The action, which plays out between 1933 and 1942, is mostly set in Frankfurt, where the music-loving John Halder lives a conventional life as a German literature professor. The National Socialists admire a novel John has written, in which he rationally defends mercy killing. From this simple beginning, John is drawn ever deeper into the miasma of Hitler's Germany, until eventually he becomes the architect of the Final Solution. John's naiveté knows no bounds — he is able to rationalize a Jewish pogrom as "a humane operation," and he's convinced that Hitler's popularity is a temporary aberration. B. Weller's portrayal of this muddled protagonist is so effectively spineless, the actor almost succeeds in making vagueness a virtue.

John's father also was an author. In describing one of the senior Halder's weighty tomes, a Nazi officer tells John, "Such a deep book as that, I just get the gist of it." Perhaps we are supposed to find a parallel between that book and Germany's descent into barbarism: Otherwise-decent people like John could only get the gist of the enormity of what was occurring. How much more pleasant it was for John to retreat into the easy melodies of popular music. (Along with the rest of the cast, which never leaves the stage, Tim Hearn spends the evening at the keyboard playing everything from Beethoven to Sigmund Romberg.) Perhaps it's not surprising that John is so confused. As portrayed here, Adolf Hitler himself (Ben Ritchie) might be mistaken for Charlie Chaplin in The Great Dictator.

Nothing about Good is strictly literal. Teresa Doggett gives a wrenching performance as John's infirm mother, who is sinking into dementia. Surely the mother's blindness represents the blindness of the German populace in the 1930s. April Strelinger's self-indulgent wife, who is content to live amid clutter and debris, personifies the defeatism of Germany after World War I. As John's best friend, who happens to be Jewish, Larry Dell emerges as the play's anguished, stricken conscience. John's delightful young mistress Anne, played with insidious charm by Rachel Fenton, is the evening's most malicious character. Fenton morphs from demure to demented with the batting of an eyelash.

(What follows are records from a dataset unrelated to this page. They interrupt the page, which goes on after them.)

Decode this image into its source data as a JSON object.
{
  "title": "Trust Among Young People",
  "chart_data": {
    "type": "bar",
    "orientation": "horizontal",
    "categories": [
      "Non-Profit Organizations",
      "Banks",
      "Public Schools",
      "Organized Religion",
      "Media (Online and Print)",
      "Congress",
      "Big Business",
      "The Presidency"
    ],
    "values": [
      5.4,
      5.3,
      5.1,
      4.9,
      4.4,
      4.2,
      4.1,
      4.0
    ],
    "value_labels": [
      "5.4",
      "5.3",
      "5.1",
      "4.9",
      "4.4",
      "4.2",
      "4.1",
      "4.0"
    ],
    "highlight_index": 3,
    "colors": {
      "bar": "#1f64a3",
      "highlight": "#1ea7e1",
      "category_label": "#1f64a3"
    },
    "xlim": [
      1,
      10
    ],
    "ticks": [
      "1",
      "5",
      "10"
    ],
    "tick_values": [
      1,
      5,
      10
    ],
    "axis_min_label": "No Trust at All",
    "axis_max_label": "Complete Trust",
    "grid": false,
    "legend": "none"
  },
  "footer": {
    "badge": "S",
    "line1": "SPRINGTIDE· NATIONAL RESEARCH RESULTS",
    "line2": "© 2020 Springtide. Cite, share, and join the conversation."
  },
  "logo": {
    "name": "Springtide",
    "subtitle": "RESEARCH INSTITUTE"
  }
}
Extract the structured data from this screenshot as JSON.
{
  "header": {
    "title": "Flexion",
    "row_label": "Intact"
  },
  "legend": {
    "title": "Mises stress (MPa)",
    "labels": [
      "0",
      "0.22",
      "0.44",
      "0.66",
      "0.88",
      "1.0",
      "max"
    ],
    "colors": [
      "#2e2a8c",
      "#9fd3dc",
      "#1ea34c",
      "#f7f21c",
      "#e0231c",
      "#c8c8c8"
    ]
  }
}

So there's much to chew on here, much to ponder. Playwright Taylor, who died at age 52 in 1981, the same year Good premiered, did not live long enough to see his play staged around the world and selected by England's National Theatre as one of the 100 best plays of the 20th century. As presented here under the direction of Milt Zoth, Good is a slow starter, and the narrow confines of the Gaslight Theater playing space cannot realize the script's full potential. Nevertheless, by the time this challenging Actors Studio production reaches its harrowing conclusion, you will have shared an experience that won't be easily shaken off.